The Block Valve is the kernel's storage interface. It enforces a strict separation: the kernel passes sectors; it does not interpret them.

Design

In a traditional OS, the filesystem runs inside the kernel. A bug in ext4, NTFS, or ZFS can crash the entire system. The Block Valve rejects this design:

┌──────────────────────────────┐
│  Application                 │  Reads/writes files
├──────────────────────────────┤
│  NexFS (Userland Fiber)      │  Interprets filesystem structures
├──────────────────────────────┤
│  Block Valve (Kernel)        │  Passes raw sectors, nothing more
├──────────────────────────────┤
│  VirtIO Block Driver (HAL)   │  DMA to/from hardware
└──────────────────────────────┘

The Block Valve provides exactly three operations:

OperationDescription
block_read(lba, count)Read count sectors starting at logical block address lba
block_write(lba, count, data)Write count sectors starting at lba
block_info()Return device geometry (sector size, total sectors)

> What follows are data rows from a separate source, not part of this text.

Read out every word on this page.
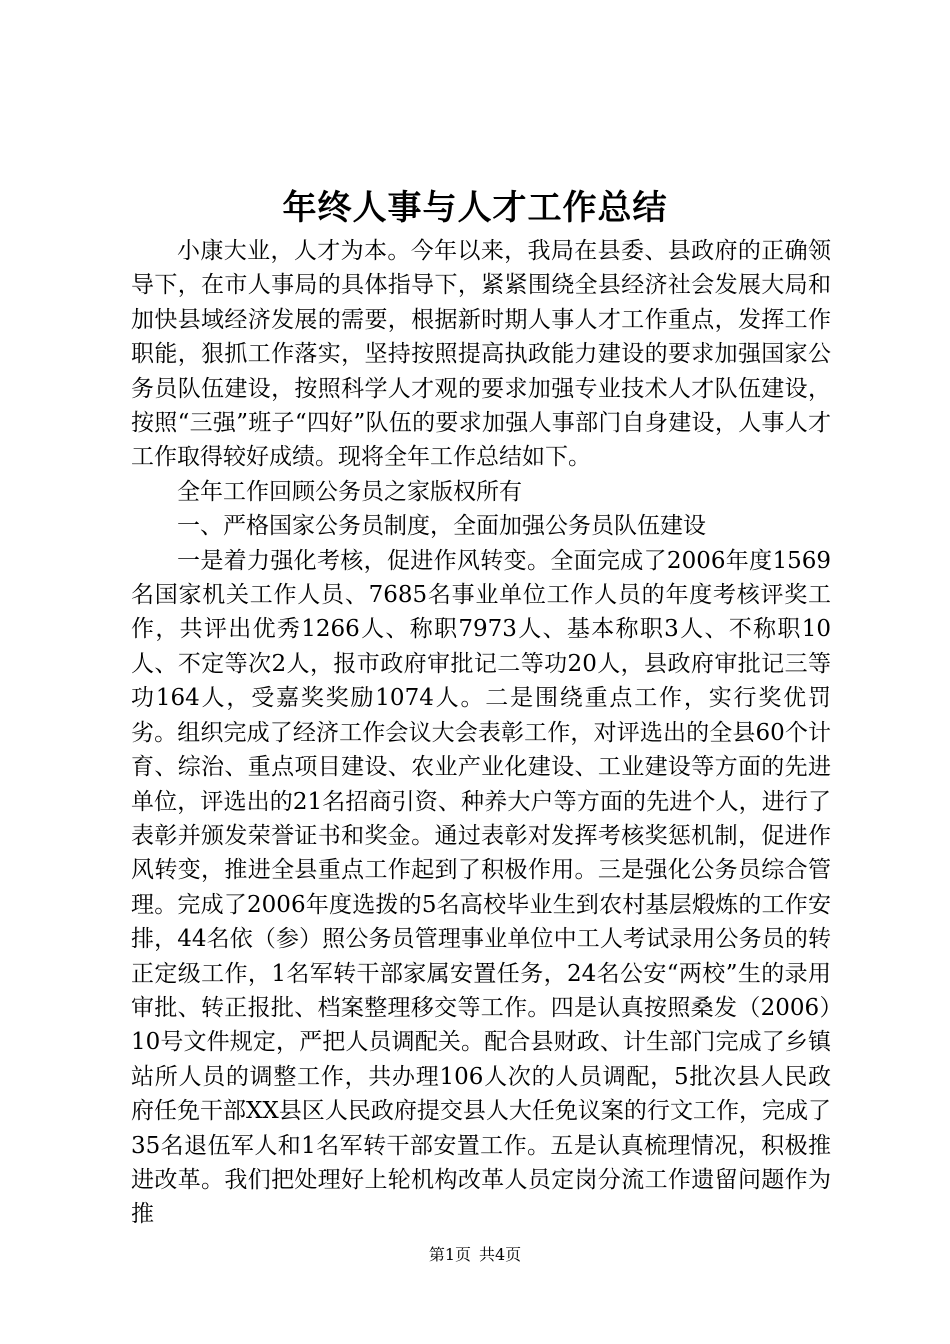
年终人事与人才工作总结

小康大业，人才为本。今年以来，我局在县委、县政府的正确领导下，在市人事局的具体指导下，紧紧围绕全县经济社会发展大局和加快县域经济发展的需要，根据新时期人事人才工作重点，发挥工作职能，狠抓工作落实，坚持按照提高执政能力建设的要求加强国家公务员队伍建设，按照科学人才观的要求加强专业技术人才队伍建设，按照“三强”班子“四好”队伍的要求加强人事部门自身建设，人事人才工作取得较好成绩。现将全年工作总结如下。

全年工作回顾公务员之家版权所有

一、严格国家公务员制度，全面加强公务员队伍建设

一是着力强化考核，促进作风转变。全面完成了2006年度1569名国家机关工作人员、7685名事业单位工作人员的年度考核评奖工作，共评出优秀1266人、称职7973人、基本称职3人、不称职10人、不定等次2人，报市政府审批记二等功20人，县政府审批记三等功164人，受嘉奖奖励1074人。二是围绕重点工作，实行奖优罚劣。组织完成了经济工作会议大会表彰工作，对评选出的全县60个计育、综治、重点项目建设、农业产业化建设、工业建设等方面的先进单位，评选出的21名招商引资、种养大户等方面的先进个人，进行了表彰并颁发荣誉证书和奖金。通过表彰对发挥考核奖惩机制，促进作风转变，推进全县重点工作起到了积极作用。三是强化公务员综合管理。完成了2006年度选拨的5名高校毕业生到农村基层煅炼的工作安排，44名依（参）照公务员管理事业单位中工人考试录用公务员的转正定级工作，1名军转干部家属安置任务，24名公安“两校”生的录用审批、转正报批、档案整理移交等工作。四是认真按照桑发（2006）10号文件规定，严把人员调配关。配合县财政、计生部门完成了乡镇站所人员的调整工作，共办理106人次的人员调配，5批次县人民政府任免干部XX县区人民政府提交县人大任免议案的行文工作，完成了35名退伍军人和1名军转干部安置工作。五是认真梳理情况，积极推进改革。我们把处理好上轮机构改革人员定岗分流工作遗留问题作为推

第1页 共4页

That's it. No open, no close, no seek, no ioctl. The Block Valve does not know what a file is, what a directory is, or what a superblock is.

Security

Access to the Block Valve requires an explicit capability in the fiber's CSpace. The NexFS fiber holds the block device capability. Application fibers do not — they communicate with NexFS through the VFS ION Ring (0x2000), which provides a file-level API.

This means:

  • An application cannot bypass NexFS to read raw sectors
  • A compromised application cannot corrupt the filesystem
  • NexFS mediates all storage access through capability checks

Zero-Copy DMA

On hardware that supports it, the Block Valve uses zero-copy DMA:

  1. NexFS allocates a buffer in its address space
  2. The Block Valve maps that buffer for DMA
  3. The hardware reads/writes directly to/from NexFS's buffer
  4. No kernel copy. No intermediate buffer.

This is specified in SPEC-700 (Zero-Copy DMA).